FedEx, which has naming rights to the stadium in which the Washington Redskins play, made a request Thursday that the team change its nickname.
"We have communicated to the team in Washington our request that they change the team name," FedEx said in a statement obtained by ESPN.
FedEx paid $205 million to the Redskins for naming rights to the stadium in 1998 in a deal that runs through 2025. Frederick Smith, the chairman, CEO and president of FedEx Corp., also owns a minority stake in the Redskins.
Team owner Dan Snyder has been under renewed pressure to change the nickname, with protestors reportedly targeting the team's sponsors, according to Adweek.

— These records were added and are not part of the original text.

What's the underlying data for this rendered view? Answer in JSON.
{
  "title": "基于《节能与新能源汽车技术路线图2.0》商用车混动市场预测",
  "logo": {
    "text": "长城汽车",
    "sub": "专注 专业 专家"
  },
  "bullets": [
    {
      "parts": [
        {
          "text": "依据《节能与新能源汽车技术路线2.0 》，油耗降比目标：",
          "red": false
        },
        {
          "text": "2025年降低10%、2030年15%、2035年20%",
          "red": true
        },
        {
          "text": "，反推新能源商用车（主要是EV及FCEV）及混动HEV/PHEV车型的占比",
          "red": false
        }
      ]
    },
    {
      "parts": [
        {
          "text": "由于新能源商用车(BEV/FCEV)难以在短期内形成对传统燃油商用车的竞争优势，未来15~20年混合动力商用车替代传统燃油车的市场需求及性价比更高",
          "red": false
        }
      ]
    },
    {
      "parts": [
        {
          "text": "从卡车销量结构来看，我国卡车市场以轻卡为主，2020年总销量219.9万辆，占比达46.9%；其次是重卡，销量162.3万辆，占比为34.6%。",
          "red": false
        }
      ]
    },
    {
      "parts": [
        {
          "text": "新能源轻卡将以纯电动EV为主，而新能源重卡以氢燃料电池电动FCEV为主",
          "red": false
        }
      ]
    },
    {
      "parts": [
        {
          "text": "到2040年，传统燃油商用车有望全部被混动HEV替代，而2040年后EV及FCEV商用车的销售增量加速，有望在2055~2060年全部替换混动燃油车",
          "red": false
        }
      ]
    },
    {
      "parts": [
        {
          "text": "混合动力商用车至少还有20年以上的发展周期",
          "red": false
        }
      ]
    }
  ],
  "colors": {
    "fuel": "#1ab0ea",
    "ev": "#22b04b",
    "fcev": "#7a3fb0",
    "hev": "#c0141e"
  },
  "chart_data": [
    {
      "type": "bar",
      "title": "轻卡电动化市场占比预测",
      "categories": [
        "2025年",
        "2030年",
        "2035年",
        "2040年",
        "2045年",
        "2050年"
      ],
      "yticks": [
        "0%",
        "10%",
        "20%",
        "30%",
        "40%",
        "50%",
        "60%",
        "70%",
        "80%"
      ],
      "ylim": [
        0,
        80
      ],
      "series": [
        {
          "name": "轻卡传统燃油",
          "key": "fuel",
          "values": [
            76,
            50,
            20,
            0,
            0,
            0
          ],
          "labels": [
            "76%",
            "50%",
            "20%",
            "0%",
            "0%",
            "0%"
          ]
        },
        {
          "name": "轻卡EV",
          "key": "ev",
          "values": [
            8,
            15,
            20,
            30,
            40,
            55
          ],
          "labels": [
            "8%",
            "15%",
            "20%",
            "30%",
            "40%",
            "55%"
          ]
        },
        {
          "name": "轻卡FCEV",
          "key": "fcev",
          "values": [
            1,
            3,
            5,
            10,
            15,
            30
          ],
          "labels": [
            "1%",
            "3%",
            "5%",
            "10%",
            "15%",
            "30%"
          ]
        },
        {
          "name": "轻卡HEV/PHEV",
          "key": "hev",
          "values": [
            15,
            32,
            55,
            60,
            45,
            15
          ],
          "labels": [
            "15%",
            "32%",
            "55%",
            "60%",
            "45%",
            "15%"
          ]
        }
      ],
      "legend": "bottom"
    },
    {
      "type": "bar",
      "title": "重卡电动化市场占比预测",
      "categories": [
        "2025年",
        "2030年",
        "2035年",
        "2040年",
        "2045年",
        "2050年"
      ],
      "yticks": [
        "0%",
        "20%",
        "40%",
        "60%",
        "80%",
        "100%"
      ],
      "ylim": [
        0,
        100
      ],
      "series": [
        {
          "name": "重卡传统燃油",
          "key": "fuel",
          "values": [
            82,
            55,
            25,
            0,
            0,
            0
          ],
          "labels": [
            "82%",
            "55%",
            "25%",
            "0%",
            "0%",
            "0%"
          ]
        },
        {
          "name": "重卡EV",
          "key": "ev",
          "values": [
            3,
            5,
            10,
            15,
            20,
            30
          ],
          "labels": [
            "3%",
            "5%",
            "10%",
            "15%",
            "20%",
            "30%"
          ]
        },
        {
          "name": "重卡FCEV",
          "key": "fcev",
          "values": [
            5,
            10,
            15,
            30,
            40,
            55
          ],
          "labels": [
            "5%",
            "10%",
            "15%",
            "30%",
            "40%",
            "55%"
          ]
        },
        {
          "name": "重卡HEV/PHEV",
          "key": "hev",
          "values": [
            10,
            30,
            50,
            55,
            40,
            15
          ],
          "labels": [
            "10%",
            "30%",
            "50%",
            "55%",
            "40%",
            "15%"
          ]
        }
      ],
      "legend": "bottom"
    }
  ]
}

FedEx, Nike and PepsiCo each received letters signed by 87 investment firms and shareholders worth a combined $620 billion asking the companies to sever ties with the team unless it changes its controversial name, Adweek reported Wednesday.
In 2014, The Oneida Tribe of Indians of Wisconsin asked FedEx shareholders to reconsider the naming rights agreement, but shareholders voted to stick with company officials and continue the business relationship, according to the Memphis Business Journal.
Snyder has been under more pressure in recent weeks to change the name given the social climate following the death of George Floyd in Minnesota.
Native American leaders want Snyder to change the name, which the franchise has used since 1933. In the past, groups protested the name and tried to win in court. Those efforts failed.
The Washington Post reported that Eleanor Holmes Norton, the District of Columbia's nonvoting delegate to the House of Representatives, made it clear the nickname needed to be changed if the team wanted to return to the district.
That stance serves as a potential roadblock if the franchise wants to move back to the district when its lease on the land at FedEx Field in Landover, Maryland, is up after the 2027 season. Washington is looking at sites in the district, Maryland and Virginia.
District officials had made it clear they'd like the franchise to return to the city, where it played until leaving RFK Stadium after the 1996 season. The federal government owns the land, but last year Norton introduced a bill that called for it to be sold to the city at a fair market value.
ESPN's John Keim contributed to this report.